Ya no la quiero, es cierto, pero tal vez la quiero

Quarenta anos se passaram entre ontem e hoje. Há quatro décadas que não via este rosto, mas parece que foi ontem que tomamos nossa última xícara de chá juntos, na saudosa, elegante e glamourosa Barão de Itapetininga.

Ela me observava com carinho enquanto escolhia uma mesa no canto do restaurante, o seu predileto. Seus olhos estavam ligeiramente cansados, mas ainda de um azul intenso, onde me perdia nas nossas intermináveis noites.
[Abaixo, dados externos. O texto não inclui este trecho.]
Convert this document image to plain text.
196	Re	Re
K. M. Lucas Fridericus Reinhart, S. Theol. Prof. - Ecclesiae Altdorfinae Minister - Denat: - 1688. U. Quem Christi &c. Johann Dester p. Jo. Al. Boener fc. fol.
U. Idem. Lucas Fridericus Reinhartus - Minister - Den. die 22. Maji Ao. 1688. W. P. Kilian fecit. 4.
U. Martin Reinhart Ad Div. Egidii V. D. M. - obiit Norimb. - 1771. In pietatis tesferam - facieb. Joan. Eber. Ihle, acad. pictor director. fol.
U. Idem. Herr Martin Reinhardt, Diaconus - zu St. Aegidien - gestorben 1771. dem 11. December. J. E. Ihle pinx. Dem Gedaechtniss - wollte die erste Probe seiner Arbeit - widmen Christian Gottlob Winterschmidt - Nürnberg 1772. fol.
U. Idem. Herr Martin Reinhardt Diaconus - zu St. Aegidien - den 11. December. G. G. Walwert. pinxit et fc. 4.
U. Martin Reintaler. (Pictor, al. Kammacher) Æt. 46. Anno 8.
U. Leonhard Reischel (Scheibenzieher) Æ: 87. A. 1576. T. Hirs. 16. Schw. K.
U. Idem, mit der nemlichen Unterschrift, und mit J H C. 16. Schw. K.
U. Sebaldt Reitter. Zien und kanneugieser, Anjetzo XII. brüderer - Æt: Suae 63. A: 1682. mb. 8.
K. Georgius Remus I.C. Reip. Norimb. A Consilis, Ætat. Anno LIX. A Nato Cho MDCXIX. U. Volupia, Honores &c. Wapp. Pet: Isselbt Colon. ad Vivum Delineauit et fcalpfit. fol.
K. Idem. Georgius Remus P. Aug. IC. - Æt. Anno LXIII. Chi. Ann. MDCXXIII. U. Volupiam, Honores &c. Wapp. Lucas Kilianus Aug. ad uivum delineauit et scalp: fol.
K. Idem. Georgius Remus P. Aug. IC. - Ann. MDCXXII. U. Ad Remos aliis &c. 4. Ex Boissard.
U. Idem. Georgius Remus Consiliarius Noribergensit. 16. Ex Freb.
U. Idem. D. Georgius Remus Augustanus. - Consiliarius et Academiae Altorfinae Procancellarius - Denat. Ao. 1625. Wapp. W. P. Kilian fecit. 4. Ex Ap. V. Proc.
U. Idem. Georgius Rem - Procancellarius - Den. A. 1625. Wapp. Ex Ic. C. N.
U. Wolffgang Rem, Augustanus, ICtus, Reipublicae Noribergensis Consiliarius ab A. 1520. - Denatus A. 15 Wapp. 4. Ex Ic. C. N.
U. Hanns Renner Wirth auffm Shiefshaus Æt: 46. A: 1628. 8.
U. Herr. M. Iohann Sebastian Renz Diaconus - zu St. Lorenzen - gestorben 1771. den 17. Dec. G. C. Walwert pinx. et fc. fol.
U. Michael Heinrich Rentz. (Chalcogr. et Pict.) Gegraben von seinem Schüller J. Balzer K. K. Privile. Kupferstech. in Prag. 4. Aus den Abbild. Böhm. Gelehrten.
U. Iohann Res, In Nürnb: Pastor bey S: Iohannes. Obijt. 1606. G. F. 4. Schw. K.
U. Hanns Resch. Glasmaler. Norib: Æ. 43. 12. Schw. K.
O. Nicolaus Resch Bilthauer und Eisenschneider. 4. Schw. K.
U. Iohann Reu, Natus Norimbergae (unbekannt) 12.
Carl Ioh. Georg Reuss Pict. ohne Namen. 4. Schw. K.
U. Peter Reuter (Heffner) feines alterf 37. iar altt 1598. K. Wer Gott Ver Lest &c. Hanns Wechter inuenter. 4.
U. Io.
Era também recém-chegada na cidade, como eu, que vinha do interior. Ela imigrara da Europa em busca da paz e do trabalho que já não mais encontrava em sua terra. Vindos de extremos, fomos nos encontrar na cidade-coração do país, cheios de desejos e esperanças, de vontade e temeridade. E São Paulo nos acolheu de braços e peito abertos.

Conhecemos-nos enquanto caminhávamos pelo Viaduto do Chá. E foi lá por onde andamos novamente após o jantar.

Paramos no mesmo local de nosso primeiro beijo, em frente ao Edifício Conde Prates. Lembrei-me da primeira vez que fitei profundamente seus olhos e me apaixonei.

Silencioso, ouvia seus passos. Mesmo depois de tanto tempo, nem que tentasse, confundiria os sons de seus passos com os de outros. Estavam marcados para sempre em meu coração.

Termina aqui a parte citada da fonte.